In other words, we assign one point to each recipe in each round it is satisfiable by the already-collected ingredients. We reduce the well-ordering problem to integer linear programming:

\[ \large \begin{equation} \begin{split} \text{maximize } & \sum_{k=1}^n\sum_{j=1}^m v_{k,j} \\ \text{subject to } & \begin{aligned}[t] \sum_{i=0}^{n}c_{k, i} &= k & k \in [1, n] \\ c_{k,i} &\le c_{k+1, i} & i \in [1, n], k \in [1, n-1] \\ v_{k,j} &\ge -\lvert{}r_j\rvert + 1 + \sum_{i \in r_j}c_{k,i} & k \in [1, n], j \in [1, m] \\ v_{k,j} &\le c_{k,i} & k \in [1, n], j \in [1, m], i \in r_j \\ \end{aligned} \\ \text{binary } & \begin{aligned}[t] v_{k,j} & & k \in [1, n], j \in [1, m] \\ c_{k,i} & & k \in [1, n], i \in [1, n] \\ \end{aligned} \\ \end{split} \end{equation} \]

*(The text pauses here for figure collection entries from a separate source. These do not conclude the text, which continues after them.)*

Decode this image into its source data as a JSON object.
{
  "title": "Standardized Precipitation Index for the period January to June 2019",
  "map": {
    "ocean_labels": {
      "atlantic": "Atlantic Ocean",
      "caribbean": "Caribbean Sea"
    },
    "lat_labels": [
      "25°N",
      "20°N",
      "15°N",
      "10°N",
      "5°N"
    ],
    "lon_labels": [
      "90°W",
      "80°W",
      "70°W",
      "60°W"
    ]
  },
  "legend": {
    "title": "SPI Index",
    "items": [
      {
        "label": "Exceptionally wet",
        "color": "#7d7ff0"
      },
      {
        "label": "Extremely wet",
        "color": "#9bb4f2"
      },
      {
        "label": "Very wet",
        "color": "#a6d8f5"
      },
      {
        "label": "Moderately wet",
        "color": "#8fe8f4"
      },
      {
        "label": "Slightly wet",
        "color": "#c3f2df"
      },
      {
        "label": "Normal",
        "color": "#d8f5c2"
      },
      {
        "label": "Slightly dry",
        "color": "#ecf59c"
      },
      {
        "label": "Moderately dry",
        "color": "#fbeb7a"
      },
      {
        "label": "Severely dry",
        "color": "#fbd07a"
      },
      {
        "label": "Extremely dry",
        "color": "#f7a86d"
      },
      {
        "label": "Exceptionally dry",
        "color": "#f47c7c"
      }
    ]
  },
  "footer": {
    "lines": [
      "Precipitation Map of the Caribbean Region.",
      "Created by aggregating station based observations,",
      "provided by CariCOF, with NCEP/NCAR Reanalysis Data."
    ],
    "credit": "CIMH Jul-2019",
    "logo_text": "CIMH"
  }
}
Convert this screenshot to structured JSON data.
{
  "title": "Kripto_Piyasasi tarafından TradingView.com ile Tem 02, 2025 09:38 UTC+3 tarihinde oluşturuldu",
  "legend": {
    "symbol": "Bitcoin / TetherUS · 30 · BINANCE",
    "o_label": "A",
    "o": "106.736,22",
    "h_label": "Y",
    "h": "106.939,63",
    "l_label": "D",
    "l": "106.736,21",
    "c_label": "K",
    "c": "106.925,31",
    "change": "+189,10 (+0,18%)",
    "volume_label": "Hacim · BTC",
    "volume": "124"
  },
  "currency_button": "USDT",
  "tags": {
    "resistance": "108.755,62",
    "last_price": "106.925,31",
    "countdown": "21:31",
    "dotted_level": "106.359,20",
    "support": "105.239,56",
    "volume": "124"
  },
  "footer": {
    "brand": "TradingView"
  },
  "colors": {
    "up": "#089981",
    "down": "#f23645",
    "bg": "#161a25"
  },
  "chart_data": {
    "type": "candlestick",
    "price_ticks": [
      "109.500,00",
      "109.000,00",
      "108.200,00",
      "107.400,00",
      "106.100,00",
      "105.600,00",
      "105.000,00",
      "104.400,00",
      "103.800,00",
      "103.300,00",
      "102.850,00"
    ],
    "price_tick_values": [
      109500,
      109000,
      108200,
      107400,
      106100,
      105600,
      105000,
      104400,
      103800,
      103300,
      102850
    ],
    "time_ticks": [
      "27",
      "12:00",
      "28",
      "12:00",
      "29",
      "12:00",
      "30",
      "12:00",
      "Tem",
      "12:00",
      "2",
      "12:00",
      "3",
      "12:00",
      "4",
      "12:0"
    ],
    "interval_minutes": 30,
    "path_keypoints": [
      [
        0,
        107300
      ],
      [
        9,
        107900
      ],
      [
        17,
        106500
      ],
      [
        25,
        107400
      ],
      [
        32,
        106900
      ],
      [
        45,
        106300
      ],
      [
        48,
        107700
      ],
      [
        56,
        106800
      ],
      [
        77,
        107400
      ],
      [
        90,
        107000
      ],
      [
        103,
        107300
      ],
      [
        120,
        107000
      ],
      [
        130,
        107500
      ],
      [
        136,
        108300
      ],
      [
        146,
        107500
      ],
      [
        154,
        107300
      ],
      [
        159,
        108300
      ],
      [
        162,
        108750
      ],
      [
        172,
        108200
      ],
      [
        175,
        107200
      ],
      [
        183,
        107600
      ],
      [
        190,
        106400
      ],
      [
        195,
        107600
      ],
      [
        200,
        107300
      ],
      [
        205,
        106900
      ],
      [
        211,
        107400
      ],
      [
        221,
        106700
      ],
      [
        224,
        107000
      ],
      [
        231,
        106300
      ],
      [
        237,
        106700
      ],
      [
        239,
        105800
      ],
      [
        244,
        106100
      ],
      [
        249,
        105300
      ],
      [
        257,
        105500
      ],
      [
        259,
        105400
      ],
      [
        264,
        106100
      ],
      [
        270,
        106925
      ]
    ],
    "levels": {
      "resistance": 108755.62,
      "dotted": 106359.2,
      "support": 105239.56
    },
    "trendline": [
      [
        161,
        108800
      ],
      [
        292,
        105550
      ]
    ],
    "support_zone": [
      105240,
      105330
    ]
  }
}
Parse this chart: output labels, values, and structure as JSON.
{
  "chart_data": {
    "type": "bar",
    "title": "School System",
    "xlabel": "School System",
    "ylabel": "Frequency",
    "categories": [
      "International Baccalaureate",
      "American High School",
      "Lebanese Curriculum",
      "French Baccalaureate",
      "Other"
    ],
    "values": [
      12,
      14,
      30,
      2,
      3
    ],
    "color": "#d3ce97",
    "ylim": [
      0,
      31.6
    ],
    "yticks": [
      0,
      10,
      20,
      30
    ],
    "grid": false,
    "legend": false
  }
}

\(c_{k,i}\) is set when \(y_i\) is collected in rounds 1 through \(k\). \(v_{k,j}\) is set if \(r_j\) is satisfiable in round \(k\). The first and second constraints ensure exactly one ingredient is added in each round. The third and fourth constraints model that \(v_{k,j} = \bigwedge\limits_{i \in r_j} c_{k,i}\).

The system is solved in-browser using jvail's port of GLPK to WebAssembly. Alternatively, COIN-OR's cbc can find the optimal solution in under thirty seconds on a desktop computer. Recipes adapted from teijo/iba-cocktails.